Government debt (Public Debt) refers to the total amount of money borrowed by the government to meet its expenditures when its revenue falls short. Whether this debt is a "burden" is a subject of debate among economists.
Arguments FOR the Statement (Debt as a Burden) :
1. Future Tax Burden : To repay the debt and interest, the government may increase taxes in the future. This reduces the disposable income of future generations.
2. Crowding Out Effect : High government borrowing reduces the funds available for private investment. This can lead to higher interest rates, slowing down private sector growth.
3. Inflationary Pressure : If the government prints more money to repay the debt, it leads to inflation, reducing the purchasing power of the people.
4. Dependence on Foreign Powers : If the debt is taken from foreign countries or international
organizations (External Debt), it may lead to economic and political interference by those entities.
Arguments AGAINST the Statement (Debt as a Necessity/Benefit) :
1. Productive Investment : If the borrowed money is used to build infrastructure (roads, bridges, schools), it creates assets that generate future income and boost GDP.

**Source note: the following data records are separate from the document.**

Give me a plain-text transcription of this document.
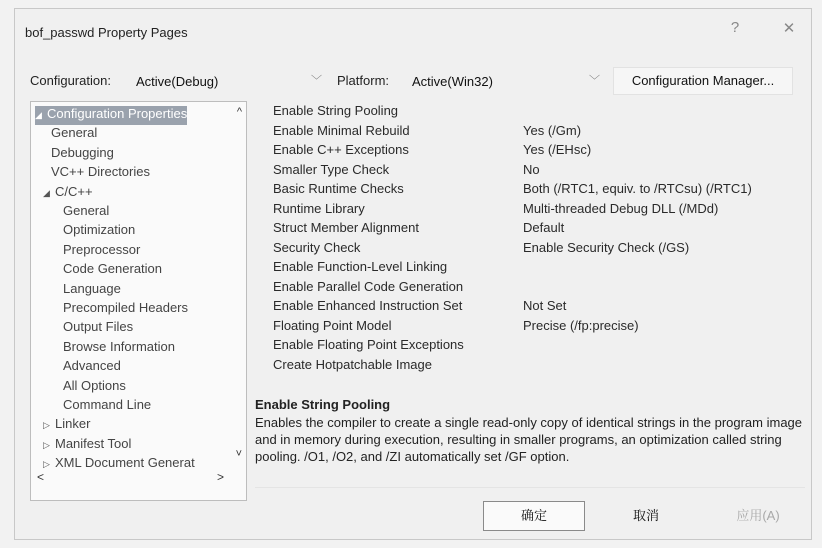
bof_passwd Property Pages	?	✕
Configuration: Active(Debug)	﹀ Platform: Active(Win32)	﹀	Configuration Manager...
^
˅
<	>
◢ Configuration Properties
General
Debugging
VC++ Directories
◢ C/C++
General
Optimization
Preprocessor
Code Generation
Language
Precompiled Headers
Output Files
Browse Information
Advanced
All Options
Command Line
▷ Linker
▷ Manifest Tool
▷ XML Document Generat
Enable String Pooling
Enable Minimal Rebuild	Yes (/Gm)
Enable C++ Exceptions	Yes (/EHsc)
Smaller Type Check	No
Basic Runtime Checks	Both (/RTC1, equiv. to /RTCsu) (/RTC1)
Runtime Library	Multi-threaded Debug DLL (/MDd)
Struct Member Alignment	Default
Security Check	Enable Security Check (/GS)
Enable Function-Level Linking
Enable Parallel Code Generation
Enable Enhanced Instruction Set	Not Set
Floating Point Model	Precise (/fp:precise)
Enable Floating Point Exceptions
Create Hotpatchable Image
Enable String Pooling
Enables the compiler to create a single read-only copy of identical strings in the program image and in memory during execution, resulting in smaller programs, an optimization called string pooling. /O1, /O2, and /ZI automatically set /GF option.
确定	取消	应用(A)
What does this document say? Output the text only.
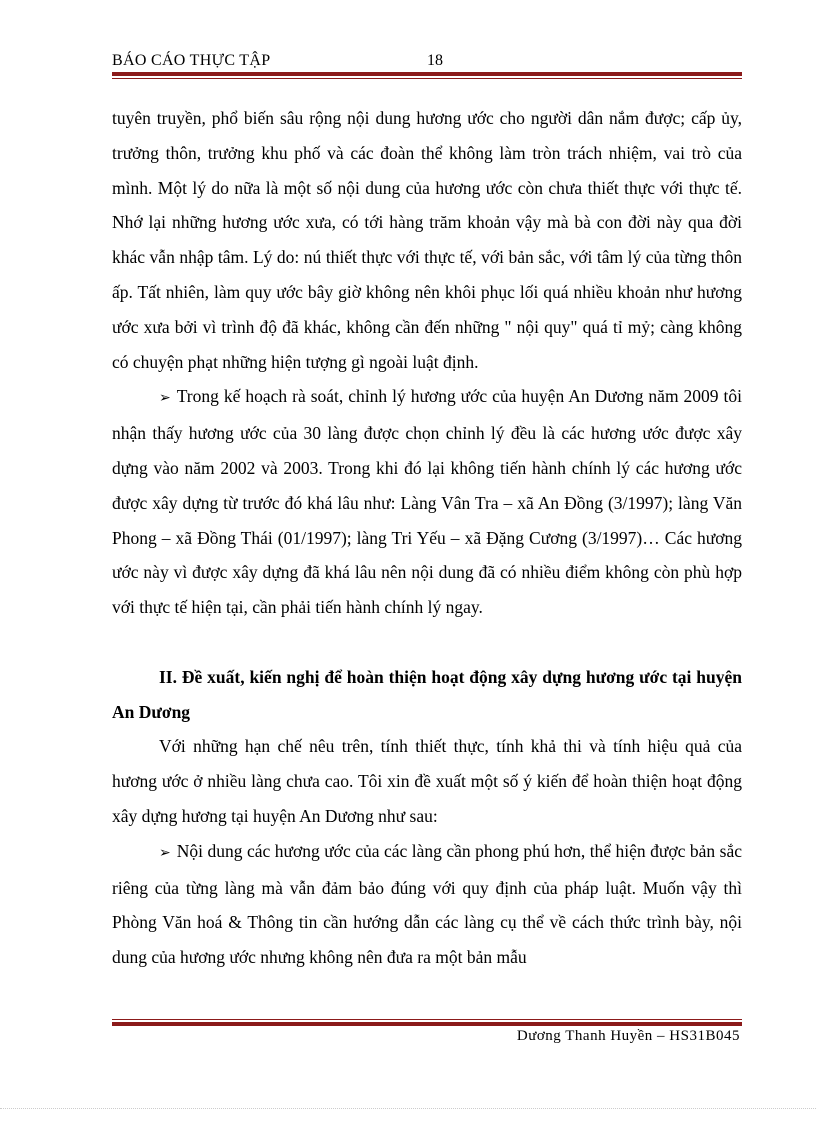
BÁO CÁO THỰC TẬP	18

tuyên truyền, phổ biến sâu rộng nội dung hương ước cho người dân nắm được; cấp ủy, trưởng thôn, trưởng khu phố và các đoàn thể không làm tròn trách nhiệm, vai trò của mình. Một lý do nữa là một số nội dung của hương ước còn chưa thiết thực với thực tế. Nhớ lại những hương ước xưa, có tới hàng trăm khoản vậy mà bà con đời này qua đời khác vẫn nhập tâm. Lý do: nú thiết thực với thực tế, với bản sắc, với tâm lý của từng thôn ấp. Tất nhiên, làm quy ước bây giờ không nên khôi phục lối quá nhiều khoản như hương ước xưa bởi vì trình độ đã khác, không cần đến những " nội quy" quá tỉ mỷ; càng không có chuyện phạt những hiện tượng gì ngoài luật định.

➢ Trong kế hoạch rà soát, chỉnh lý hương ước của huyện An Dương năm 2009 tôi nhận thấy hương ước của 30 làng được chọn chỉnh lý đều là các hương ước được xây dựng vào năm 2002 và 2003. Trong khi đó lại không tiến hành chính lý các hương ước được xây dựng từ trước đó khá lâu như: Làng Vân Tra – xã An Đồng (3/1997); làng Văn Phong – xã Đồng Thái (01/1997); làng Tri Yếu – xã Đặng Cương (3/1997)… Các hương ước này vì được xây dựng đã khá lâu nên nội dung đã có nhiều điểm không còn phù hợp với thực tế hiện tại, cần phải tiến hành chính lý ngay.

II. Đề xuất, kiến nghị để hoàn thiện hoạt động xây dựng hương ước tại huyện An Dương

Với những hạn chế nêu trên, tính thiết thực, tính khả thi và tính hiệu quả của hương ước ở nhiều làng chưa cao. Tôi xin đề xuất một số ý kiến để hoàn thiện hoạt động xây dựng hương tại huyện An Dương như sau:

➢ Nội dung các hương ước của các làng cần phong phú hơn, thể hiện được bản sắc riêng của từng làng mà vẫn đảm bảo đúng với quy định của pháp luật. Muốn vậy thì Phòng Văn hoá & Thông tin cần hướng dẫn các làng cụ thể về cách thức trình bày, nội dung của hương ước nhưng không nên đưa ra một bản mẫu

Dương Thanh Huyền – HS31B045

2. Economic Stability : During a recession, the government borrows to spend on public welfare, which increases demand and helps the economy recover.
3. No Burden if Internal : If the debt is "Internal Debt" (borrowed from its own citizens), the money stays within the country; it is simply a transfer of wealth from one section to another.
4. Social Welfare : Debt allows the government to fund essential services like healthcare and education without waiting for immediate tax revenue.
Conclusion : Debt is not necessarily a burden if managed wisely. If used for capital formation (productive purposes), it helps the economy grow. However, if used for consumption expenditure, it becomes a heavy burden for future generations.